UN SIGNOR PANINO Su un’altra specialità, ma sempre in stile tutto tricolore, ha scommesso Antonio Civita, a.d. e azionista di maggio­ranza di Panino Giusto: «Abbiamo da sempre creduto che il panino potesse diventare nel tempo un prodotto di pari dignità a tutte le altre proposte gastronomiche sul merca­to, affermandosi come alternativa di qualità alla ristorazio­ne tradizionale. Per questo motivo», spiega, «sin dall’ini­zio abbiamo studiato le nostre ricette con la stessa atten­zione e la stessa cura che i grandi chef mettono nell’idea­zione e nella realizzazione dei loro migliori piatti: materie prime eccellenti, abbinamenti gustosi ed equilibrati e preparazione del prodotto al momento». Un format vincente, soprattutto per l’evoluzione dello stile di vita e delle abitu­dini dei consumatori. In special modo nelle città metropo­litane, in cui il ritmo è sempre più incalzante. Non a caso diversi dei circa 30 negozi, oltre che nella nativa Milano, hanno trovato il successo nella frenetica Tokyo. Ma come sventare il rischio di perdere la propria identità? Mante­nendo una vocazione artigianale, senza scendere a com­promessi sulla qualità dei prodotti e del servizio. Per que­sto è nata l’Accademia del Panino Giusto, dove per cia­scun dipendente viene creato un programma personaliz­zato. Così ricette e prodotti sono gli stessi in ogni locale, ovunque ci si trovi.

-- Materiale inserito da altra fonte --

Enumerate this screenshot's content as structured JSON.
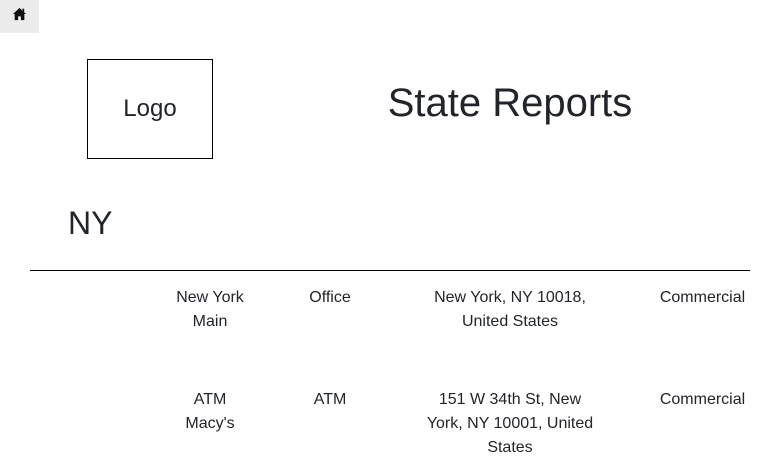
{
  "nav": {
    "home_icon": "home-icon"
  },
  "header": {
    "logo_text": "Logo",
    "title": "State Reports"
  },
  "state": {
    "name": "NY"
  },
  "locations": [
    {
      "name": "New York Main",
      "type": "Office",
      "address": "New York, NY 10018, United States",
      "category": "Commercial"
    },
    {
      "name": "ATM Macy's",
      "type": "ATM",
      "address": "151 W 34th St, New York, NY 10001, United States",
      "category": "Commercial"
    }
  ]
}
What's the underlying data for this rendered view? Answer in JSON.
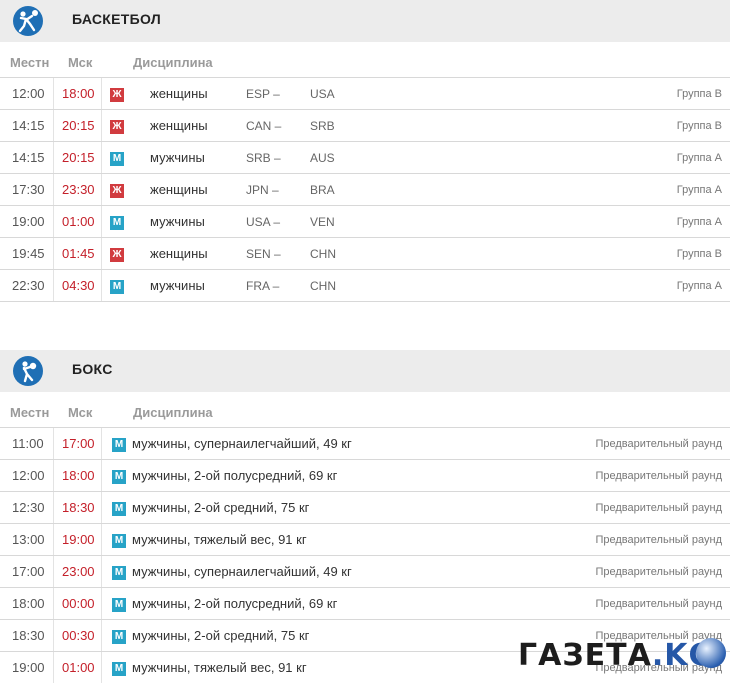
{
  "sections": [
    {
      "title": "БАСКЕТБОЛ",
      "icon": "basketball-icon",
      "columns": {
        "local": "Местн",
        "msk": "Мск",
        "discipline": "Дисциплина"
      },
      "rows": [
        {
          "local": "12:00",
          "msk": "18:00",
          "gender": "Ж",
          "gender_type": "w",
          "discipline": "женщины",
          "team1": "ESP –",
          "team2": "USA",
          "stage": "Группа B"
        },
        {
          "local": "14:15",
          "msk": "20:15",
          "gender": "Ж",
          "gender_type": "w",
          "discipline": "женщины",
          "team1": "CAN –",
          "team2": "SRB",
          "stage": "Группа B"
        },
        {
          "local": "14:15",
          "msk": "20:15",
          "gender": "М",
          "gender_type": "m",
          "discipline": "мужчины",
          "team1": "SRB –",
          "team2": "AUS",
          "stage": "Группа A"
        },
        {
          "local": "17:30",
          "msk": "23:30",
          "gender": "Ж",
          "gender_type": "w",
          "discipline": "женщины",
          "team1": "JPN –",
          "team2": "BRA",
          "stage": "Группа A"
        },
        {
          "local": "19:00",
          "msk": "01:00",
          "gender": "М",
          "gender_type": "m",
          "discipline": "мужчины",
          "team1": "USA –",
          "team2": "VEN",
          "stage": "Группа A"
        },
        {
          "local": "19:45",
          "msk": "01:45",
          "gender": "Ж",
          "gender_type": "w",
          "discipline": "женщины",
          "team1": "SEN –",
          "team2": "CHN",
          "stage": "Группа B"
        },
        {
          "local": "22:30",
          "msk": "04:30",
          "gender": "М",
          "gender_type": "m",
          "discipline": "мужчины",
          "team1": "FRA –",
          "team2": "CHN",
          "stage": "Группа A"
        }
      ]
    },
    {
      "title": "БОКС",
      "icon": "boxing-icon",
      "columns": {
        "local": "Местн",
        "msk": "Мск",
        "discipline": "Дисциплина"
      },
      "rows": [
        {
          "local": "11:00",
          "msk": "17:00",
          "gender": "М",
          "event": "мужчины, супернаилегчайший, 49 кг",
          "stage": "Предварительный раунд"
        },
        {
          "local": "12:00",
          "msk": "18:00",
          "gender": "М",
          "event": "мужчины, 2-ой полусредний, 69 кг",
          "stage": "Предварительный раунд"
        },
        {
          "local": "12:30",
          "msk": "18:30",
          "gender": "М",
          "event": "мужчины, 2-ой средний, 75 кг",
          "stage": "Предварительный раунд"
        },
        {
          "local": "13:00",
          "msk": "19:00",
          "gender": "М",
          "event": "мужчины, тяжелый вес, 91 кг",
          "stage": "Предварительный раунд"
        },
        {
          "local": "17:00",
          "msk": "23:00",
          "gender": "М",
          "event": "мужчины, супернаилегчайший, 49 кг",
          "stage": "Предварительный раунд"
        },
        {
          "local": "18:00",
          "msk": "00:00",
          "gender": "М",
          "event": "мужчины, 2-ой полусредний, 69 кг",
          "stage": "Предварительный раунд"
        },
        {
          "local": "18:30",
          "msk": "00:30",
          "gender": "М",
          "event": "мужчины, 2-ой средний, 75 кг",
          "stage": "Предварительный раунд"
        },
        {
          "local": "19:00",
          "msk": "01:00",
          "gender": "М",
          "event": "мужчины, тяжелый вес, 91 кг",
          "stage": "Предварительный раунд"
        }
      ]
    }
  ],
  "watermark": {
    "text": "ГАЗЕТА",
    "suffix": ".KG"
  },
  "colors": {
    "women_badge": "#d13b3f",
    "men_badge": "#27a3c7",
    "msk_time": "#c4202a",
    "header_bg": "#ececec"
  }
}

QUANDO IL BUSINESS È DOLCEAltrettanto fortunato sembra essere il fronte del dolce. Ca’puccino, controllato dalla famiglia Moncalvo, è nato nel 2006 e sbarcato appena un paio di anni dopo nella capitale britannica, niente meno che da Harrods, dove il cappuccino all’italiana si è conquistato uno spazio no­nostante la concorrenza agguerrita di un colosso come Starbucks. Tanto che oggi gli store, a Londra, sono ben tre. E l’opinione diffusa è che questa sia proprio la pri­ma città su cui puntare per mettere le basi di un’espan­sione mondiale. Regola che, però, non vale per tutti, vi­sto che le gelaterie Grom, frutto dell’impegno impren­ditoriale di Federico Grom e Guido Martinetti, hanno raggiunto Stati Uniti, Francia e Giappone senza varca­re i confini della “perfida Albione”. «Londra è il centro retail più importante in Europa e fa certamente da car­tina tornasole sulla qualità dell’attività che si sta svi­luppando», ammette Grom, «ma il nemico numero uno del gelato è la pioggia e si può tranquillamente dire che nella capitale britannica la pioggia più che un rischio è una certezza. Ecco perché, almeno per il momento, ab­biamo ritardato lo sbarco Oltremanica». A contraddistinguere il format è un’attenzione quasi maniacale alla qualità delle materie prime, per rispondere a una mis­sion ambiziosissima: arrivare a produrre il miglior gelato del mondo. «Obiettivo mai raggiunto, ma che ci spin­ge a fare meglio ogni giorno», sottolinea. Ad aiutarli a raggiungerlo, dal 2011, c’è anche un nuovo partner di minoranza (si parla del 5%), ma con nome ed esperien­za importanti: Illy.

ARTIGIANALI E ACCESSIBILI Impossibile concludere questa rassegna senza citare il fe­nomeno Eataly, nato con l’intento di smentire l’assunto secondo il quale i prodotti di qualità sono a disposizione solo di una ristretta cerchia di privilegiati, poiché spesso cari o difficilmente reperibili. Come? Riunendo un gruppo di piccole aziende artigianali, riducendo all’osso la catena distributiva e creando un rapporto di contatto diretto tra il produttore e il distributore finale, saltando i vari anelli intermedi della catena. Il tutto con la consulenza di Slow Food Italia. Così la ristorazione ha incontrato la distribu­zione e, spesso, opportunità didattiche sul fronte del gusto. Non solo in Italia, ma anche in Giappone (da Osaka a Yokohama ai numerosi store di Tokyo) e a New York. Ed ora, grazie alla sinergia con 360 Capital Partners, anche nel mercato digitale con Eataly Net.